BACKGROUND: The optimal management of NSTEACS in older adults remains controversial. While invasive strategies have demonstrated benefit in younger populations, older adults are frequently underrepresented in randomized trials and often have a higher burden of comorbidities and frailty.
STUDY DESIGN: Systematic review and meta-analysis of randomized controlled trials conducted in Europe
SYNOPSIS: This meta-analysis included seven randomized controlled trials comprising 2,998 patients aged 70 years or older with NSTE-ACS, comparing an invasive strategy (coronary angiography with revascularization at the treating physician’s discretion) with a conservative strategy. Conservative management was not protocolized and varied across studies, reflecting contemporaneous clinical practice and guideline recommendations at the time of each trial. Mean participant age ranged from 81 to 86 years, with follow-up of up to 4.1 years. No significant differences between strategies were observed in all-cause or cardiovascular mortality. The invasive strategy was associated with a significant reduction in myocardial infarction (relative risk [RR], 0.74; 95% CI, 0.57 to 0.96) and unplanned revascularization (RR, 0.29; 95% CI, 0.21 to 0.40), with moderate certainty of evidence due to study heterogeneity. A small reduction in stroke risk was observed (RR, 0.78; 95% CI, 0.53 to 1.15), with moderate certainty due to imprecision, without a significant increase in major bleeding. Very frail and institutionalized patients were excluded from the trials, limiting generalizability.

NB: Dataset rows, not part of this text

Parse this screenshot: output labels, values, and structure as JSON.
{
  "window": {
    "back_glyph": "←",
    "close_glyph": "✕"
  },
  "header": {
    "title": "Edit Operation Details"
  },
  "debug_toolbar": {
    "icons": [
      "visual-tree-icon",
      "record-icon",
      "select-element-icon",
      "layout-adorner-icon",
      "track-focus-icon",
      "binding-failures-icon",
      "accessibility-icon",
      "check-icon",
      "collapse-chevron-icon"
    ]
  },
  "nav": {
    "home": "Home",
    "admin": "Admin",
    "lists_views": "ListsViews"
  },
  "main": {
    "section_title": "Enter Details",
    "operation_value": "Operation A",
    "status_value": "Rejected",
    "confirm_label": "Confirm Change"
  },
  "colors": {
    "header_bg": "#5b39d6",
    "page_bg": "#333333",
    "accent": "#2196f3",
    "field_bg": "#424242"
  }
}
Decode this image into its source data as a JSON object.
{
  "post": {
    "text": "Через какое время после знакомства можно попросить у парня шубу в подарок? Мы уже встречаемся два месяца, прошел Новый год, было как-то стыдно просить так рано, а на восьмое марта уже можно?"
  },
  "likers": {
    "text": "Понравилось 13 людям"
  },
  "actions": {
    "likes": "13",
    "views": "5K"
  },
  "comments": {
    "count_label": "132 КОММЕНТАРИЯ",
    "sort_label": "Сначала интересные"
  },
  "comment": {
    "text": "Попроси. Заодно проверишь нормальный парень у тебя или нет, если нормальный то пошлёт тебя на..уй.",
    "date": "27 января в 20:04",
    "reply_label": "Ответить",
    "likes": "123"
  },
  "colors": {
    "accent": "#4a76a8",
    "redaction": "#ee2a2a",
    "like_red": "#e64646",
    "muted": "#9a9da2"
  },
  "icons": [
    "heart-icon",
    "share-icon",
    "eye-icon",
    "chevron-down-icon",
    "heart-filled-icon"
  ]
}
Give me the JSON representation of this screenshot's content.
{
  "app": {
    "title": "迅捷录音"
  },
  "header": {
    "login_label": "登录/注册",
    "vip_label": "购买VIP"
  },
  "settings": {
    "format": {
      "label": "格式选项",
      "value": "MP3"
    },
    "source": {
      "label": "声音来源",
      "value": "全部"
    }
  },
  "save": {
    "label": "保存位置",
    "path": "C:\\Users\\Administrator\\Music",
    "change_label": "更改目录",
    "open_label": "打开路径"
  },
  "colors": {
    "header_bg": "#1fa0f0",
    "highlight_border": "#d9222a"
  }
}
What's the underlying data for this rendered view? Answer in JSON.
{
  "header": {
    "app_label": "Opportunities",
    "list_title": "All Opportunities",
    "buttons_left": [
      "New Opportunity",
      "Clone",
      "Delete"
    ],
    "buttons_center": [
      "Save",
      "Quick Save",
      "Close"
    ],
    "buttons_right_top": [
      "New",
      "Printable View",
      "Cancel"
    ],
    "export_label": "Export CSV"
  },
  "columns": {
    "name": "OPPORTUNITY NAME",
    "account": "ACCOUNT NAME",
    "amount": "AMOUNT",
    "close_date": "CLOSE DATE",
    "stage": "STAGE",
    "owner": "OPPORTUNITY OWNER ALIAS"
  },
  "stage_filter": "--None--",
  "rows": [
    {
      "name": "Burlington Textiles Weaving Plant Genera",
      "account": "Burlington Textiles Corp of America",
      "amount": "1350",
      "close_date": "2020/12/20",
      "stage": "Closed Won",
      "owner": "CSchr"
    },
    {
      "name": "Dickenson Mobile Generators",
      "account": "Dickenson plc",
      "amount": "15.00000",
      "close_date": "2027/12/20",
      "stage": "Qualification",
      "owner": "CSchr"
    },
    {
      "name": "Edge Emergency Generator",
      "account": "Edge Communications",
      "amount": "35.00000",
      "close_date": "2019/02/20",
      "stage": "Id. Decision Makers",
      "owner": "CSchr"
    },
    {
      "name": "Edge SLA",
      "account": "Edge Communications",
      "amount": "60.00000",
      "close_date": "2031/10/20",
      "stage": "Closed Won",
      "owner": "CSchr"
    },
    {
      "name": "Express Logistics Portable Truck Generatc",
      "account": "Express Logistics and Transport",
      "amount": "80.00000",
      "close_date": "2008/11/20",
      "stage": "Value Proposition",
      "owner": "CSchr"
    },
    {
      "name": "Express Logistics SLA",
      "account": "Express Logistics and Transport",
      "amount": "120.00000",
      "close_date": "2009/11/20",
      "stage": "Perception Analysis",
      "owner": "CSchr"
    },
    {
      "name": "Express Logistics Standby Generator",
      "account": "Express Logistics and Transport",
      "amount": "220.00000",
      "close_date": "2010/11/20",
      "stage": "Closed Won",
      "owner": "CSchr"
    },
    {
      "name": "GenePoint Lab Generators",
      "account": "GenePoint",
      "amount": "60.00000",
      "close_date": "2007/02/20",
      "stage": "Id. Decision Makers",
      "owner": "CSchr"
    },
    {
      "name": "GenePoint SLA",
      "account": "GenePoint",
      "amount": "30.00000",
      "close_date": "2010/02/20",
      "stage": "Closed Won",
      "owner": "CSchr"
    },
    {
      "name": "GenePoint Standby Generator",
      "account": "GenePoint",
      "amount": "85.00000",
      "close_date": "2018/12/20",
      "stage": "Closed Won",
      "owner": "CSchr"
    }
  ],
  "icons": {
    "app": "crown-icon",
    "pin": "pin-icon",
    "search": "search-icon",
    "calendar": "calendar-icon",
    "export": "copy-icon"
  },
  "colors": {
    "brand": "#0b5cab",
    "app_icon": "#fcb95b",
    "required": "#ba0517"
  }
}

BOTTOM LINE: In older adults with NSTE-ACS, an invasive strategy likely reduces recurrent myocardial infarction, unplanned revascularization, and possibly stroke, but does not improve survival, underscoring the need for individualized, patient-centered decision making.
CITATION: Ahmed M, et al. Invasive versus conservative treatment strategy in older patients with non-ST segment elevation acute coronary syndromes: a meta-analysis of randomized controlled trials. J Am Geriatr Soc. 2025;73(7):2238-2246. doi: 10.1111/jgs.19447.
Dr. Furlong is a hospitalist at the clinical medicine department at Hospital Aleman and an instructor of internal medicine at the University of Salvador, both in Buenos Aires, Argentina.